Aviation Museum’s High-Flying Gift 

Left to right: Board Treasurer Bruce Holbrook, Founder Gerald Yagen, Museum Director Keegan Chetwynd, Elaine Yagen, Museum Board Chair Dr. Edward George

Military Aviation Museum founder’s $100 million to sustain unique collection of aircraft

Photo Above Left to Right: Board Treasurer Bruce Holbrook, Founder Gerald Yagen, Museum Director Keegan Chetwynd, Elaine Yagen, Museum Board Chair Dr. Edward George

Gerald “Jerry” Yagen’s decades-long mission to “Keep ’em flyin’” will live on thanks to a historic gift intended to transform his Virginia Beach-based Military Aviation Museum from a private collection into an independently managed nonprofit. 

Yagen is a businessman and philanthropist who also founded the Aviation Institute of Maintenance and Centura College. A lifelong passion for military and aviation history led him to start collecting planes in the 1990s. With support from his wife, Elaine, he opened the museum to the public in 2008. 

The 130-acre Military Aviation Museum is home to one of the world’s largest collections of historic military aircraft. Yagen’s $100 million gift includes the collection itself, the Pungo land on which the museum was built and $30 million to establish the Museum’s endowment. The gift was announced in October during the museum’s annual Warbirds Over the Beach air show. 

The approximately 70 aircraft in the gifted collection represent the first 50 years of aviation history from just after the Wright Brothers’ first flight in 1903 to the Korean War in the early 1950s. They include such historically significant examples as a North American Aviation P-51 Mustang, the Goodyear FG-1D Corsair and a rare, restored WWII German Messerschmitt Bf 109.

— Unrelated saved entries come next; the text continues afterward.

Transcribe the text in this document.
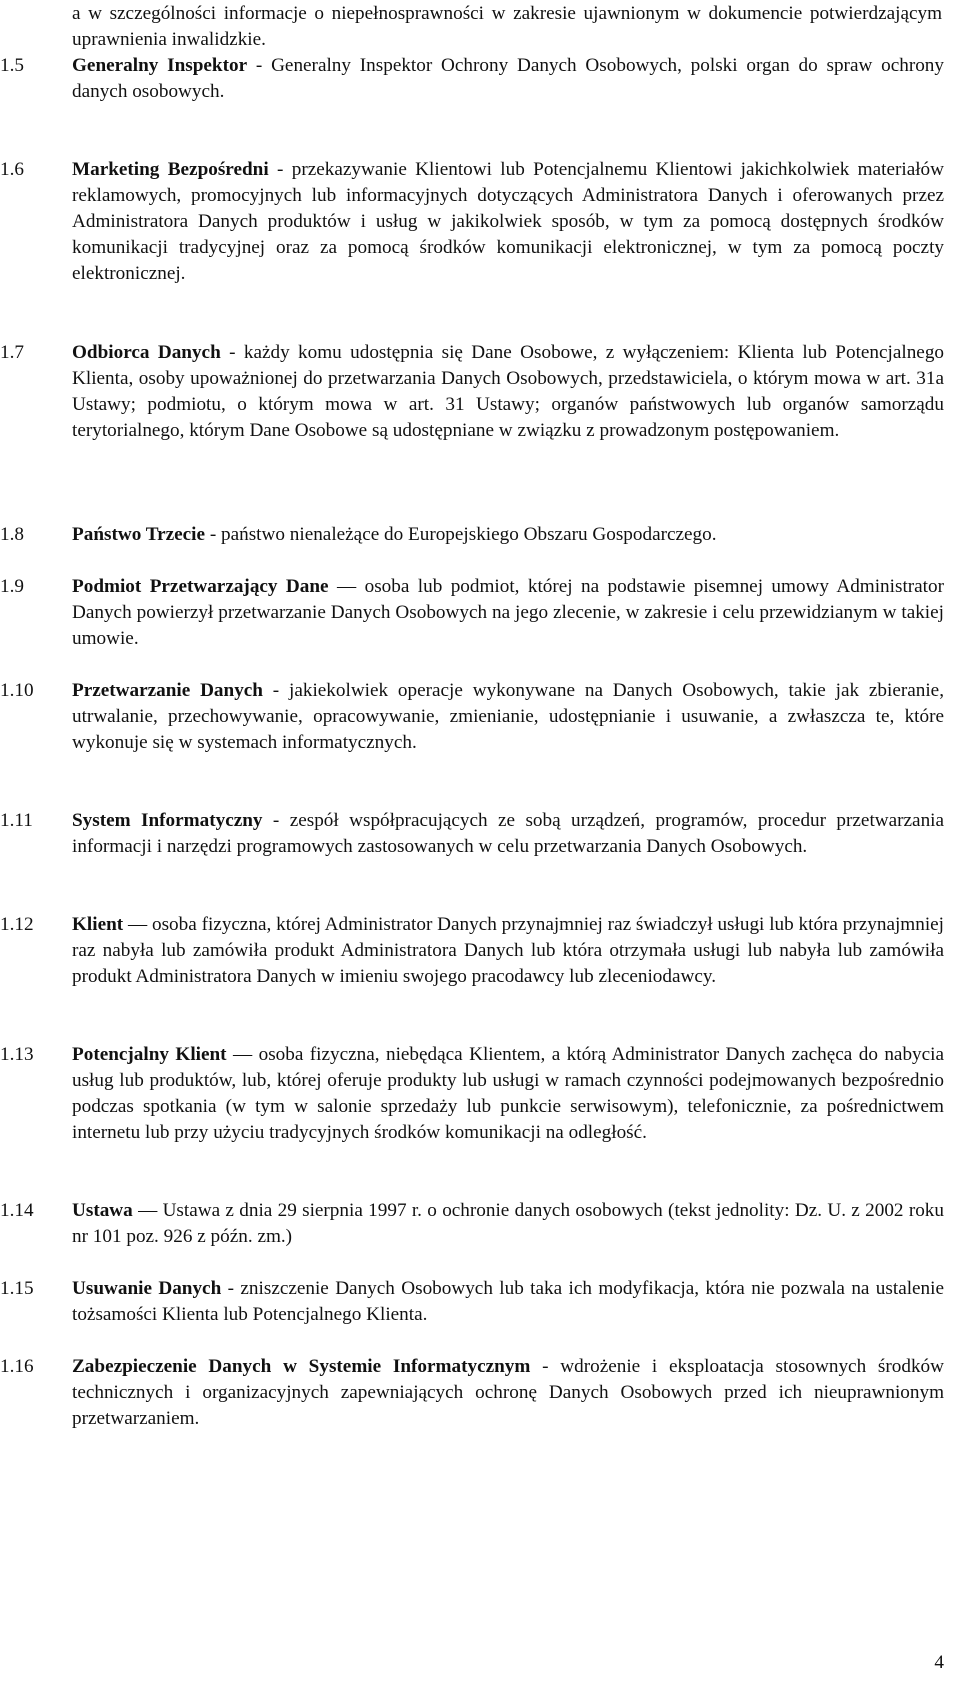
a w szczególności informacje o niepełnosprawności w zakresie ujawnionym w dokumencie potwierdzającym uprawnienia inwalidzkie.
1.5	Generalny Inspektor - Generalny Inspektor Ochrony Danych Osobowych, polski organ do spraw ochrony danych osobowych.
1.6	Marketing Bezpośredni - przekazywanie Klientowi lub Potencjalnemu Klientowi jakichkolwiek materiałów reklamowych, promocyjnych lub informacyjnych dotyczących Administratora Danych i oferowanych przez Administratora Danych produktów i usług w jakikolwiek sposób, w tym za pomocą dostępnych środków komunikacji tradycyjnej oraz za pomocą środków komunikacji elektronicznej, w tym za pomocą poczty elektronicznej.
1.7	Odbiorca Danych - każdy komu udostępnia się Dane Osobowe, z wyłączeniem: Klienta lub Potencjalnego Klienta, osoby upoważnionej do przetwarzania Danych Osobowych, przedstawiciela, o którym mowa w art. 31a Ustawy; podmiotu, o którym mowa w art. 31 Ustawy; organów państwowych lub organów samorządu terytorialnego, którym Dane Osobowe są udostępniane w związku z prowadzonym postępowaniem.
1.8	Państwo Trzecie - państwo nienależące do Europejskiego Obszaru Gospodarczego.
1.9	Podmiot Przetwarzający Dane — osoba lub podmiot, której na podstawie pisemnej umowy Administrator Danych powierzył przetwarzanie Danych Osobowych na jego zlecenie, w zakresie i celu przewidzianym w takiej umowie.
1.10	Przetwarzanie Danych - jakiekolwiek operacje wykonywane na Danych Osobowych, takie jak zbieranie, utrwalanie, przechowywanie, opracowywanie, zmienianie, udostępnianie i usuwanie, a zwłaszcza te, które wykonuje się w systemach informatycznych.
1.11	System Informatyczny - zespół współpracujących ze sobą urządzeń, programów, procedur przetwarzania informacji i narzędzi programowych zastosowanych w celu przetwarzania Danych Osobowych.
1.12	Klient — osoba fizyczna, której Administrator Danych przynajmniej raz świadczył usługi lub która przynajmniej raz nabyła lub zamówiła produkt Administratora Danych lub która otrzymała usługi lub nabyła lub zamówiła produkt Administratora Danych w imieniu swojego pracodawcy lub zleceniodawcy.
1.13	Potencjalny Klient — osoba fizyczna, niebędąca Klientem, a którą Administrator Danych zachęca do nabycia usług lub produktów, lub, której oferuje produkty lub usługi w ramach czynności podejmowanych bezpośrednio podczas spotkania (w tym w salonie sprzedaży lub punkcie serwisowym), telefonicznie, za pośrednictwem internetu lub przy użyciu tradycyjnych środków komunikacji na odległość.
1.14	Ustawa — Ustawa z dnia 29 sierpnia 1997 r. o ochronie danych osobowych (tekst jednolity: Dz. U. z 2002 roku nr 101 poz. 926 z późn. zm.)
1.15	Usuwanie Danych - zniszczenie Danych Osobowych lub taka ich modyfikacja, która nie pozwala na ustalenie tożsamości Klienta lub Potencjalnego Klienta.
1.16	Zabezpieczenie Danych w Systemie Informatycznym - wdrożenie i eksploatacja stosownych środków technicznych i organizacyjnych zapewniających ochronę Danych Osobowych przed ich nieuprawnionym przetwarzaniem.
4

Yagen’s gift is designed to allow staff and supporters to continue preserving, restoring and flying these vintage warbirds— and inspiring visitors to honor those who built, flew and maintained America’s military aircraft.  

“In the beginning, I saw this as my personal challenge to preserve history and these beautiful warbirds,” Yagen told guests. “I just didn’t want to see them disappear to time. I never believed so many would volunteer so much to help Elaine and I do this. I realize it is no longer an individual challenge.”

Yagen encouraged members of the community to support the Museum to “help ensure we ‘Keep Em Flying’ long into the future,” citing the slogan the U.S. Army Air Corps used to recruit pilots during World War II.